Fixes: 0e1227d356e9 ("crypto: ghash - Add PCLMULQDQ accelerated implementation")
Suggested-by: Herbert Xu <herbert@xxxxxxxxxxxxxxxxxxx>
Signed-off-by: Robert Elliott <elliott@xxxxxxx>
---
arch/x86/crypto/ghash-clmulni-intel_glue.c | 26 ++++++++++++++++------
1 file changed, 19 insertions(+), 7 deletions(-)

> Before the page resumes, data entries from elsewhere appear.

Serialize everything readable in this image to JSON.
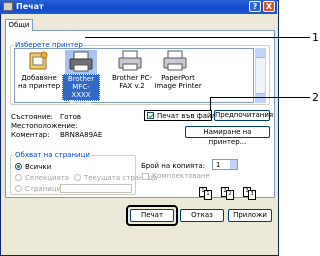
{
  "window": {
    "title": "Печат",
    "help_btn": "?",
    "close_btn": "X"
  },
  "tabs": [
    {
      "label": "Общи"
    }
  ],
  "printer_select": {
    "legend": "Изберете принтер",
    "items": [
      {
        "label": "Добавяне на принтер",
        "icon": "add-printer-icon"
      },
      {
        "label": "Brother MFC-XXXX Printer",
        "icon": "printer-icon",
        "selected": true
      },
      {
        "label": "Brother PC-FAX v.2",
        "icon": "fax-printer-icon"
      },
      {
        "label": "PaperPort Image Printer",
        "icon": "printer-icon"
      }
    ]
  },
  "status": {
    "state_label": "Състояние:",
    "state_value": "Готов",
    "location_label": "Местоположение:",
    "location_value": "",
    "comment_label": "Коментар:",
    "comment_value": "BRN8A89AE"
  },
  "print_to_file": {
    "label": "Печат във файл",
    "checked": true
  },
  "preferences_btn": "Предпочитания",
  "find_printer_btn": "Намиране на принтер...",
  "page_range": {
    "legend": "Обхват на страници",
    "options": [
      {
        "label": "Всички",
        "selected": true,
        "enabled": true
      },
      {
        "label": "Селекцията",
        "selected": false,
        "enabled": false
      },
      {
        "label": "Текущата страница",
        "selected": false,
        "enabled": false
      },
      {
        "label": "Страници:",
        "selected": false,
        "enabled": false
      }
    ]
  },
  "copies": {
    "label": "Брой на копията:",
    "value": "1",
    "collate_label": "Комплектоване",
    "collate_icons": [
      "1",
      "1",
      "2",
      "2",
      "3",
      "3"
    ]
  },
  "buttons": {
    "print": "Печат",
    "cancel": "Отказ",
    "apply": "Приложи"
  },
  "callouts": [
    "1",
    "2"
  ]
}
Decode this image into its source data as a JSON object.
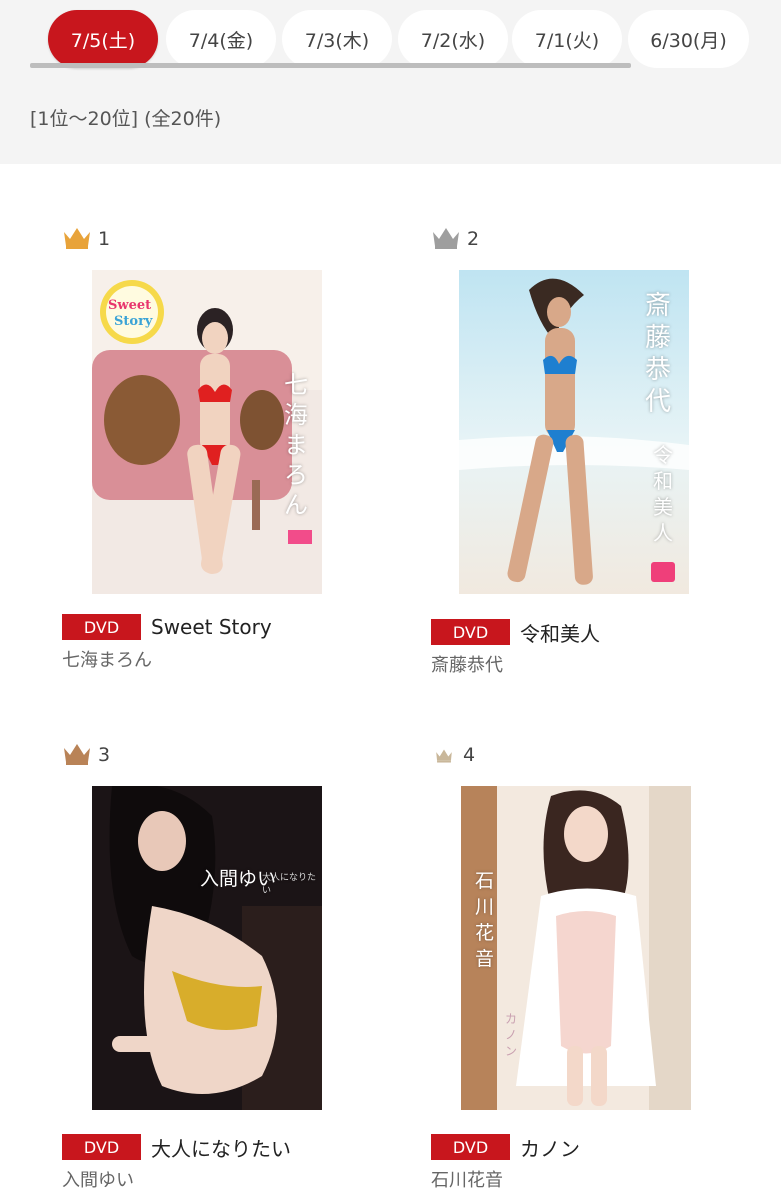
{
  "date_tabs": [
    {
      "label": "7/5(土)",
      "active": true
    },
    {
      "label": "7/4(金)",
      "active": false
    },
    {
      "label": "7/3(木)",
      "active": false
    },
    {
      "label": "7/2(水)",
      "active": false
    },
    {
      "label": "7/1(火)",
      "active": false
    },
    {
      "label": "6/30(月)",
      "active": false
    }
  ],
  "range_text": "[1位〜20位] (全20件)",
  "colors": {
    "accent": "#c8161d",
    "gold": "#e8a33a",
    "silver": "#9e9e9e",
    "bronze": "#b98357",
    "fourth": "#c9b79a"
  },
  "ranking": [
    {
      "rank": "1",
      "crown": "gold-crown-icon",
      "format": "DVD",
      "title": "Sweet Story",
      "artist": "七海まろん",
      "cover_text": [
        "Sweet",
        "Story",
        "七海まろん"
      ]
    },
    {
      "rank": "2",
      "crown": "silver-crown-icon",
      "format": "DVD",
      "title": "令和美人",
      "artist": "斎藤恭代",
      "cover_text": [
        "斎藤恭代",
        "令和美人"
      ]
    },
    {
      "rank": "3",
      "crown": "bronze-crown-icon",
      "format": "DVD",
      "title": "大人になりたい",
      "artist": "入間ゆい",
      "cover_text": [
        "入間ゆい",
        "大人になりたい"
      ]
    },
    {
      "rank": "4",
      "crown": "small-crown-icon",
      "format": "DVD",
      "title": "カノン",
      "artist": "石川花音",
      "cover_text": [
        "石川花音",
        "カノン"
      ]
    }
  ]
}
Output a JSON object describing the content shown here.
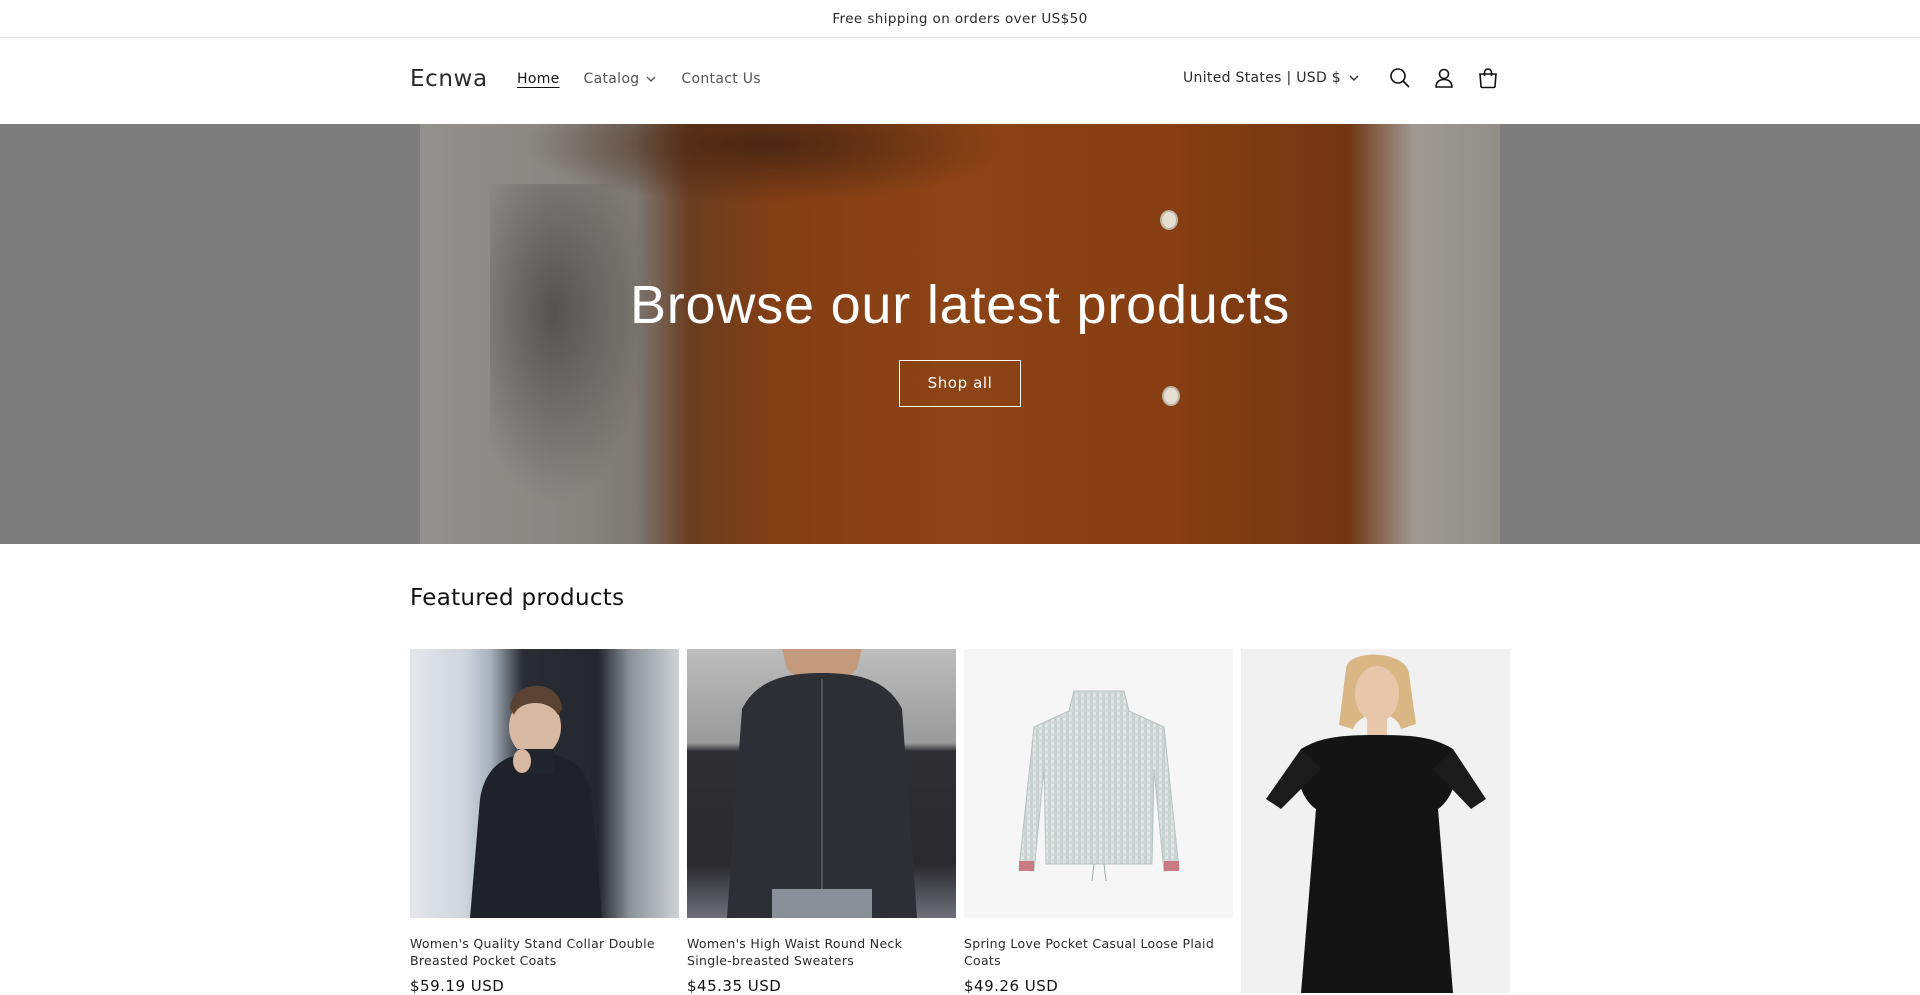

diff --git a/arch/x86/crypto/ghash-clmulni-intel_glue.c b/arch/x86/crypto/ghash-clmulni-intel_glue.c
index 53aa286ec27f..a39fc405c7cf 100644
--- a/arch/x86/crypto/ghash-clmulni-intel_glue.c
+++ b/arch/x86/crypto/ghash-clmulni-intel_glue.c
@@ -23,6 +23,8 @@
#define GHASH_BLOCK_SIZE 16
#define GHASH_DIGEST_SIZE 16

+#define FPU_BYTES 4096U /* avoid kernel_fpu_begin/end scheduler/rcu stalls */
+
void clmul_ghash_mul(char *dst, const u128 *shash);

void clmul_ghash_update(char *dst, const char *src, unsigned int srclen,
@@ -82,7 +84,7 @@ static int ghash_update(struct shash_desc *desc,

if (dctx->bytes) {
int n = min(srclen, dctx->bytes);
- u8 *pos = dst + (GHASH_BLOCK_SIZE - dctx->bytes);
+ u8 *pos = dst + GHASH_BLOCK_SIZE - dctx->bytes;

dctx->bytes -= n;
srclen -= n;
@@ -97,13 +99,23 @@ static int ghash_update(struct shash_desc *desc,
}
}

- kernel_fpu_begin();
- clmul_ghash_update(dst, src, srclen, &ctx->shash);
- kernel_fpu_end();
+ while (srclen >= GHASH_BLOCK_SIZE) {
+ unsigned int fpulen = min(srclen, FPU_BYTES);
+
+ kernel_fpu_begin();
+ while (fpulen >= GHASH_BLOCK_SIZE) {
+ int n = min_t(unsigned int, fpulen, GHASH_BLOCK_SIZE);
+
+ clmul_ghash_update(dst, src, n, &ctx->shash);
+
+ srclen -= n;
+ fpulen -= n;
+ src += n;
+ }
+ kernel_fpu_end();
+ }

- if (srclen & 0xf) {
- src += srclen - (srclen & 0xf);
- srclen &= 0xf;
+ if (srclen) {
dctx->bytes = GHASH_BLOCK_SIZE - srclen;
while (srclen--)
*dst++ ^= *src++;
--
2.37.3